The current structure may have been “convenient” – but just because it’s “proportionate”, doesn’t mean it’s always fair.

- Nevin E. Adams, JD

Sunday, May 01, 2011

The Enemy of the Good?

Over the past couple of years 401(k) evaluation service BrightScope has made quite a splash.

Early on, most folks I spoke with were quite keen on what was being undertaken by the firm. 401(k) fees were unfortunately still mystery meat to many plan sponsors, and thus a service that purported to help them make sense - not only of what they paid, but how it compared to other programs - looked to be a godsend.

As time has worn on, there have been questions and concerns. The data that underlaid Brightscope’s computations was drawn from government files – and while that made it “official”, it apparently didn’t always mean it was accurate, and it surely didn’t make it timely (though the latter is getting better all the time).
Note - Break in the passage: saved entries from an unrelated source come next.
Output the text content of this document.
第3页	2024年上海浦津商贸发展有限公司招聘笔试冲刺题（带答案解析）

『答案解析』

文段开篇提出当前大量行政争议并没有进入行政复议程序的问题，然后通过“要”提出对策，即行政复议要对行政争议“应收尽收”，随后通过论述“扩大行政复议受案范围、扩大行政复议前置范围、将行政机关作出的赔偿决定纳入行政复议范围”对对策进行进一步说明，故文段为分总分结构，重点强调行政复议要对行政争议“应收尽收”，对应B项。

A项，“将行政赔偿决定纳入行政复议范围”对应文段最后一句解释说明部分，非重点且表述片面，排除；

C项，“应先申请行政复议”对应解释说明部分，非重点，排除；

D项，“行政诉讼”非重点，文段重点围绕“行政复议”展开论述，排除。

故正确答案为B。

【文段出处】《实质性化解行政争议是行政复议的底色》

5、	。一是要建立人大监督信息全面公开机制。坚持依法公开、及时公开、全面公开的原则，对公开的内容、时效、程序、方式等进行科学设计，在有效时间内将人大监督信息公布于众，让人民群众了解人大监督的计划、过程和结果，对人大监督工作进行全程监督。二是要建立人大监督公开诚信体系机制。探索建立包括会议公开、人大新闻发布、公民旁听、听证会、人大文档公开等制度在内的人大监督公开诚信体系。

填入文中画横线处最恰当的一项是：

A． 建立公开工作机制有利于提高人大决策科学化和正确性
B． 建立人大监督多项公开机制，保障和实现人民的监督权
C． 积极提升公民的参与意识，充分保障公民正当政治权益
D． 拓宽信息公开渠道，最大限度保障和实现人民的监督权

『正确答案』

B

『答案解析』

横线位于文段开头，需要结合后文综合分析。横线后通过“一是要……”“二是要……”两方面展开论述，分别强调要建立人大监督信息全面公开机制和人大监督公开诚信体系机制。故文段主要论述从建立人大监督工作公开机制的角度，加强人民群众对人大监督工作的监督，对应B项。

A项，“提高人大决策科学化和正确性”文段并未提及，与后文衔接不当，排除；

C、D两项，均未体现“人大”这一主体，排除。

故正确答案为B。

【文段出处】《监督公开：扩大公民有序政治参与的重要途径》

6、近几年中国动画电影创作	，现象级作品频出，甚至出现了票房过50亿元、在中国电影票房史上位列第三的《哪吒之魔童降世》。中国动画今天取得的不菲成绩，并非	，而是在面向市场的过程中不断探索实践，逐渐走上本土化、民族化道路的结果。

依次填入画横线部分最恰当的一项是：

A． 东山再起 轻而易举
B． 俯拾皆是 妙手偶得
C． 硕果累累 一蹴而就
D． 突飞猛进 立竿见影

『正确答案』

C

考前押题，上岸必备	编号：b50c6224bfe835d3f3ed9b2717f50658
Moreover, BrightScope employs a proprietary methodology that relies on certain weightings and assumptions that not everyone would agree with – but then, it’s a proprietary methodology, after all. If you don’t like it, or don’t think it does a fair job of representing the real situation, one has only to say so.

What made them different, at least at the outset, was that they went public with that information – and by public, we mean all the way to retail participants - with data for a vast number of plans, and with a good deal of press coverage, to boot.
That created a modest amount of consternation for some plan sponsors and advisers – not because they had a problem (though some surely did), but because the data presented to the public about their plan and its relative competitiveness vis-à-vis other programs (particularly on the sensitive issue of fees) was, as noted above, incomplete, inaccurate, and/or out of date. None of which the BrightScope folks contested, by the way. But in the couple of conversations I have had with them on the subject, their response has been “if our data is wrong, tell us and we’ll fix it.”


Last week BrightScope turned its attention to financial advisers with its BrightScope Advisor Pages; not to rank them or rate them (though who would be surprised to see that come to the fore one day – particularly since there are already placeholders for “qualifications”, “experience”, and “conduct” on the new adviser tool), but rather to provide information to the public. Data that, like the retirement plan information noted above, wasn’t in one place, wasn’t easy to find, and surely isn’t easy to understand for many. And then, as it had with the retirement plan analytics information that launched the firm, it rolled its adviser database out – to everyone.

Well, advisers are sensitive about such things (with good reason), and a number have already checked out the database and found “issues.” Mike Alfred, co-founder and CEO of BrightScope told me last week that “…many of the “errors” we’re being accused of are really just issues with the advisor’s ADV or U-4 which they did not notice until it was published in this format”. And, as was the case with the retirement plan filings, Mike noted that “Once we get the updated information from a public filing, we will always move quickly to have it updated on the site because our foremost concern is having accurate data”.

Of course, I’m guessing that getting “updated information from a public filing” isn’t an overnight process, and Mike acknowledged that the BrightScope team has been “slammed by a very large volume of incoming requests to claim the Advisor Pages profile as well as general messages of both support and dismay.” More troubling have been the published reports and emails from advisers who say they’ve been told they will have to pay to have their information corrected (or at least strongly encouraged to do so), though Alfred dismissed that as “totally untrue.”

Still, the public release of data that may be old, inaccurate, and/or outdated is surely cause for some concern, and hopefully speedy remediation by BrightScope, where appropriate.

After all, Voltaire once famously said that the perfect is the enemy of the good. But IMHO, the real enemy of the good is more often “not ready yet”.